Conspira contra ella el culto al poder y a los poderosos, como antes señalé, y
el podrido concepto de la superioridad, esos individuos que miran a los otros
por encima del hombro; que por tener dinero (y mal habido en muchos casos), una
cuota de poder político, un cargo gubernamental, unos títulos académicos, o un
supuesto apellido de “alcurnia”, se perciben como una raza aparte, pierden de
vista que la mierda les huele como a la de cualquier mendigo, y tal vez más por
sus comidas cargadas de especias. Al final todos, ricos y pobres, honestos y
ladrones, asesinos y gente de bien, egoístas y generosos, veraces y mentirosos,
negros, blancos, amarillos, mestizos, triunfadores y perdedores, poderosos y
oprimidos, judíos, católicos, cristianos, musulmanes, budistas, ateos, todos, todos,
sin excepción, dejamos este mundo, es la igualdad de la muerte.
“Hablar sobre la
muerte,- escribe Mircea Cätärescu-, nos
perturbaba todavía más. La gente moría, eso ya lo sabíamos, pero no podíamos
entenderlo. En cualquier caso, teníamos nueve años, nos quedaba tanto tiempo
hasta los setenta o los ochenta años que no nos habría costado nada afirmar que
viviríamos eternamente. Sin embargo, los viejos morían, morían también los
jóvenes por culpa de enfermedades terribles como el cáncer, morían también los
niños. Sabíamos de algunos niños, compañeros nuestros, que habían muerto
atropellados por el tranvía por haber cruzado la calle sin prestar atención.
Otros se habían precipitado desde su piso sobre el asfalto…Después de morir, dejabas
de existir para siempre. Ya no oías, ya no veías, ya no sentías nada. Era como
si estuvieras durmiendo sin sueños, pero entonces carecías de cuerpo (este se
podría en la tierra) y no volverías a despertar jamás”[2].

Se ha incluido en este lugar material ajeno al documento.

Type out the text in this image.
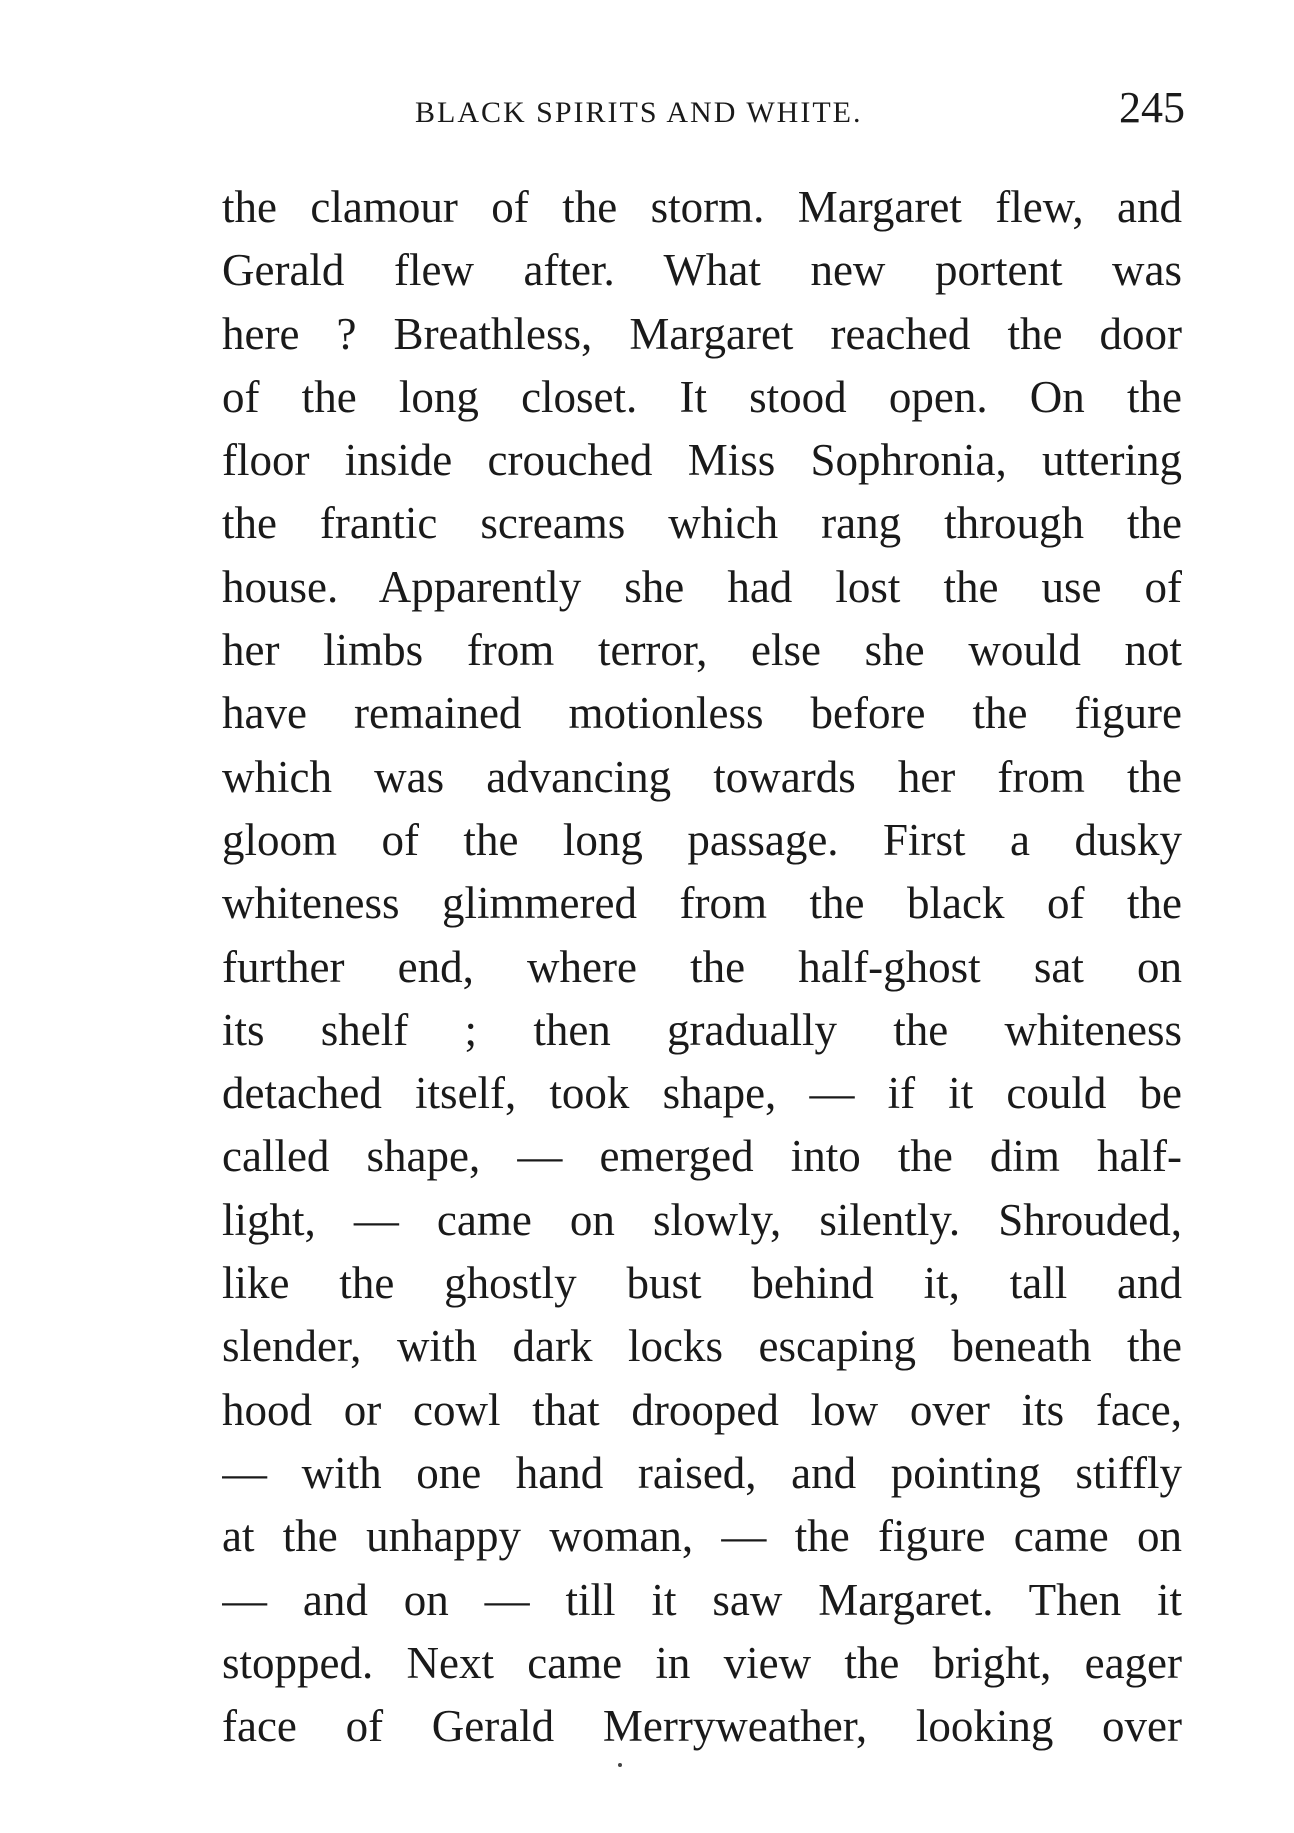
BLACK SPIRITS AND WHITE.	245
the clamour of the storm. Margaret flew, and
Gerald flew after. What new portent was
here ? Breathless, Margaret reached the door
of the long closet. It stood open. On the
floor inside crouched Miss Sophronia, uttering
the frantic screams which rang through the
house. Apparently she had lost the use of
her limbs from terror, else she would not
have remained motionless before the figure
which was advancing towards her from the
gloom of the long passage. First a dusky
whiteness glimmered from the black of the
further end, where the half-ghost sat on
its shelf ; then gradually the whiteness
detached itself, took shape, — if it could be
called shape, — emerged into the dim half-
light, — came on slowly, silently. Shrouded,
like the ghostly bust behind it, tall and
slender, with dark locks escaping beneath the
hood or cowl that drooped low over its face,
— with one hand raised, and pointing stiffly
at the unhappy woman, — the figure came on
— and on — till it saw Margaret. Then it
stopped. Next came in view the bright, eager
face of Gerald Merryweather, looking over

Por esa razón, es un espejismo creerse
superior, no es un asunto de humildad sino de realismo, de entender lo que
somos.
¿Y qué somos?
En tránsito hacia el olvido
El hombre
Extraña síntesis
Cuerpo atado
A la fatiga
-a los pequeños y
grandes dolores
La carne
obsesionada con la muerte
El alma
Ojo invisible
De lucidez
Ese darse cuenta
De
estar/sentir/vivir
El Ser
Esto que somos
En tránsito
Hacia el olvido…”
Voy hacia esa esfera, desapareceré, única
seguridad en esta vida, digo con Saramago:
“Empiezo a
sorprenderme de estar vivo. Supongo que es lo que deberán también sentir los
muñecos en las barracas de feria cuando perciben que sus compañeros están
siendo tumbados por los aficionados al tiro al blanco, no siempre están dotados
de buena puntería. Otro tirador hay, llamado Muerte, de quien se podrá decir
todo, menos que sea aficionado. Este es un profesional donde los haya, con
larga experiencia, cuando apunta acierta infaliblemente”[3].